What does God see when God looks at the world?” (taken January 7, 2026 from the CAC’s daily meditations section of Website: cac.org. Good News For A Fractured World- Revelation Calls us to Act. Feast of the Epiphany. January 6, 2026)
In our reading today we hear about the world eyes verses Christ’s eyes. Simon, whose Hebrew name’s root means- bend like a reed to hear, is identified as the one who is easily persuaded by the speech of others. He listens and bends like a reed. Andrew says- Come Simon we’ve found the Messiah. So, in Peter fashion he says- oh, ok, fantastic!
Enter Jesus into Simon’s life. Jesus says to Simon: Simon, Son of John, I see you and I call you Peter. In other words, Yeshua, the deliverer, says to Shim-aye-on, the listener, I give to you a new identity- Cephas, which is how you say Peter in Greek. I call you Cephas meaning- The Rock. You are stable, unmoveable, unbending. So, there is Simon Peter, a 20 or 30ish year old man who has been given two distinct identities. Is he both of these identities or did someone get it wrong?

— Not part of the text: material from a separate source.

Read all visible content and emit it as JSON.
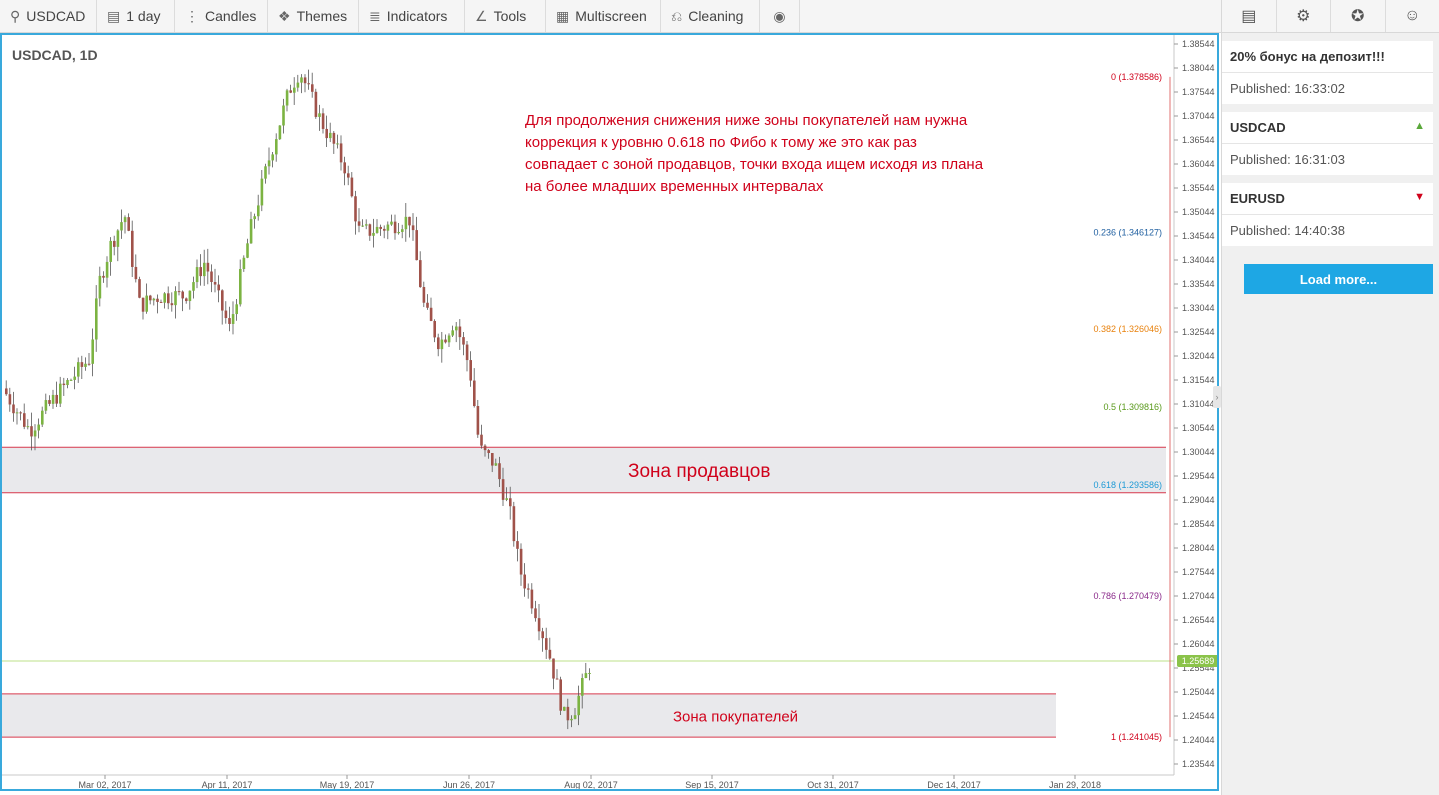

Let me suggest that, with Simon Peter, with me, and with all of you, no one got it wrong. We are all of those identities. The question is: in what do we want to find our identity?
Forty years after I had Mrs. Bradley as my ninth grade teacher for the class Typing & Personal Notetaking, she showed up at Holy Trinity to talk with the Morning Glories about Cops and Kids, a non-profit agency. When she saw me that day, she asked me what happened to the quiet, shy Brian from so many years prior. I assured her I was still here. I just listen to a different voice today and I see with different eyes. I’m just choosing to live as the person Christ has claimed me to be. I’m trying to live as I believe God sees me.
As Diana Butler Bass reminds us,
“Certainly, God sees sin, sorrow, the shame, the pity, the terror, and the sheer horror of it all. The pathos of the world…God sees beyond…God beholds the world as it really is, a beloved community, a feast of abundance, a sparkling in the light and glory of love.” (ibid)
Today, Christ is meeting us at the water’s edge once again. We are being offered food and drink so to remember that God sees us and identifies us as one in body with Christ. We lack nothing. We are perfect. Our identities tied to this false view of this world will leave us hoping for something new; will leave us bending like a reed toward any false promise, will have us listening to idle chat. But, our identity given to us in Christ will bring about a solid story to share where peace, joy, hope, and love are the message.
Today, we are invited to come and see- we have an identity in Christ. Come and taste- Christ is giving us nourishment so to share our story.
Let us pray. Lord Christ, our rescuer our deliverer our Savior, in you we have been gifted a remembrance of our identity. Help us to be able to not only see that identity in ourselves but to share our story so others see that identity in themselves. We are many things to many people, but in you, we become a beacon of light, a strong steady rock anchored in a solid ground which can point the way to life, point the way to love. Please give us the courage and the words so to proudly yet humbly tell the story of being a child of God. To you, the author and giver of life, we give the glory for the story. Amen.